Mateship and family.
That’s what will be at the forefront Dave Mabbs’ mind as he addresses the crowd at Mandurah’s Anzac Day dawn service next Wednesday.
A third-generation serviceman and our current local RSL vice president, Mr Mabbs’ ties to the Australian Army are as strong as they come.
His great uncle James Winning was buried at Gallipoli, while his maternal grandfather Hugh Winning served two years on the western front before being injured, repatriated to England and finally returning to the front where he and his brother Douglas survived World War I.
His paternal grandfather, Geoffrey Mabbs, served with the 2/28th Battalion in World War II in the Middle East and New Guinea, where he sustained a gunshot wound under the arm and was treated before rejoining the company, while his father Raymond served between conflicts as both a soldier and engineer.
Mr Mabbs’ own time in military service spanned a 22-year stint, enlisting in 1977.
His original plan to join infantry backfired when his grandfather Winning offered him advice and a “clip around the ears” to go with it, imploring him to sign up to the supply ranks instead.
He served as a soldier and was deployed to Cambodia in 1993, before finally being discharged years later and settling in Mandurah.
He has been an integral part of the city’s RSL sub-branch since then, making him an integral part of our Anzac Day commemorations.
“Anzac Day to me is an emotional journey, as I remember each and every one of my forefathers,” he said.
“That’s why I volunteer so much of my time for it – I’ve been out of the army 17 years now and have been marching in Mandurah for 17 years.”

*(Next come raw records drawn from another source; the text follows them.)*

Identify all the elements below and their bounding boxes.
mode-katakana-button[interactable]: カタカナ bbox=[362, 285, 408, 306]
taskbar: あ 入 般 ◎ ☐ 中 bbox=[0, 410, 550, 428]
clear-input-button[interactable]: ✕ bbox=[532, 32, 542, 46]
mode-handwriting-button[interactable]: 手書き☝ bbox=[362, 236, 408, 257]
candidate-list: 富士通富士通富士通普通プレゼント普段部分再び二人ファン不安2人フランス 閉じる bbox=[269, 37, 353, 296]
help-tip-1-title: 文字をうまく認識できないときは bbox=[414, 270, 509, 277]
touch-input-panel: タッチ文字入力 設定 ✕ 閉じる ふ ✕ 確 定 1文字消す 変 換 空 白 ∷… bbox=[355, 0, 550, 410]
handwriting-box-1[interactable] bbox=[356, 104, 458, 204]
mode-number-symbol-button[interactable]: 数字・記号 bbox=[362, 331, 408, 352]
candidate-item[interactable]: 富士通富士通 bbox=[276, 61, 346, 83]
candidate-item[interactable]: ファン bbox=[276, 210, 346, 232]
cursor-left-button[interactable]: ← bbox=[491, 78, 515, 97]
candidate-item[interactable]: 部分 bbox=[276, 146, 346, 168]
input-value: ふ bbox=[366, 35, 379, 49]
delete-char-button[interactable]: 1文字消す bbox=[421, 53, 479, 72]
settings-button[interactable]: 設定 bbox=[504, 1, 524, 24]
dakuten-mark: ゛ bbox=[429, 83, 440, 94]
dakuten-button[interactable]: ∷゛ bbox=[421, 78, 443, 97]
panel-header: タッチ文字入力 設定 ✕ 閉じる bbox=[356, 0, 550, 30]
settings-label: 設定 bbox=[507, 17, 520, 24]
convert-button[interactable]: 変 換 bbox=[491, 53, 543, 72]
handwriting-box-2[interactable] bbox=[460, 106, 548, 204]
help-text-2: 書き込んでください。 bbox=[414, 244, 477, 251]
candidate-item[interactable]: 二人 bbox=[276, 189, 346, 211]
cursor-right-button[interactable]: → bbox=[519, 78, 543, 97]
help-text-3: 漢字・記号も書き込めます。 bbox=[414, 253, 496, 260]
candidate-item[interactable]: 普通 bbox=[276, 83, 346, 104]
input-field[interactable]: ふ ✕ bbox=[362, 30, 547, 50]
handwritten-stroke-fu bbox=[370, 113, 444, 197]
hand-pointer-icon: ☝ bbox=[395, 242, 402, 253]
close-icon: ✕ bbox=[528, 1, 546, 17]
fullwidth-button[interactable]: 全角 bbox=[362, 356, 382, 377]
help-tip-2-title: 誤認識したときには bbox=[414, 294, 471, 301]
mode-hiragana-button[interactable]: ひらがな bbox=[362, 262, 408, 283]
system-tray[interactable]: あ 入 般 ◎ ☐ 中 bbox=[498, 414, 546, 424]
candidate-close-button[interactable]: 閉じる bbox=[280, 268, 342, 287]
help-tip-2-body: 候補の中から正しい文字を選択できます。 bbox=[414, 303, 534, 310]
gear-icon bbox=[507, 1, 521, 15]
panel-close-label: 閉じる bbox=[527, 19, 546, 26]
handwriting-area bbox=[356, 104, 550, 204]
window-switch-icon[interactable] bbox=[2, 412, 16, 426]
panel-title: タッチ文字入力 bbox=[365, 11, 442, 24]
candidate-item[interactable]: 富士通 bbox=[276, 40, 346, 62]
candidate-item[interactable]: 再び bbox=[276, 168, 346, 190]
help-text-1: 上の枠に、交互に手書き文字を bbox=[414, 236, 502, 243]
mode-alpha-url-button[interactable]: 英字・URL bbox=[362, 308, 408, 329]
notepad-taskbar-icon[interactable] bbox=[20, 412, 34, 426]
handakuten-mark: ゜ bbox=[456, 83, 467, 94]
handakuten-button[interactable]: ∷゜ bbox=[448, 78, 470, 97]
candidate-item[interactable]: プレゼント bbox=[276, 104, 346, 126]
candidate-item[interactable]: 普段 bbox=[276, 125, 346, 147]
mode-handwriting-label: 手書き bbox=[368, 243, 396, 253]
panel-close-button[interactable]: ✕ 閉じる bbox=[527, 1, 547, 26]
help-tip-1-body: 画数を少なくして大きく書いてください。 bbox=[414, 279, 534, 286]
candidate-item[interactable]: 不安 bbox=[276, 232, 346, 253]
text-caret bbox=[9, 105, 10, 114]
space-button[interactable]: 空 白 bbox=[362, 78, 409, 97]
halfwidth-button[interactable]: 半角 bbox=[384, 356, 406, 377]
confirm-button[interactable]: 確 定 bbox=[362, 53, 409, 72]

Mr Mabbs also has the honour of emceeing the city’s dawn service, a task that he says brings about great pride along with many memories of the people he met during his time in uniform.
“I’ll often reflect on the blokes I served with, and slap as many of them on the back as I can,” he said.
“You make mates in the army and they’re lifetime friends, they become brothers, they are your family.
“And we’re all still connected – just this morning I was talking to an old friend about the time we were drinking liqueurs with flames on them and he burnt his moustache off.
“It’s those sorts of times that get you through the hardship, and they always seem to surface around Anzac Day.”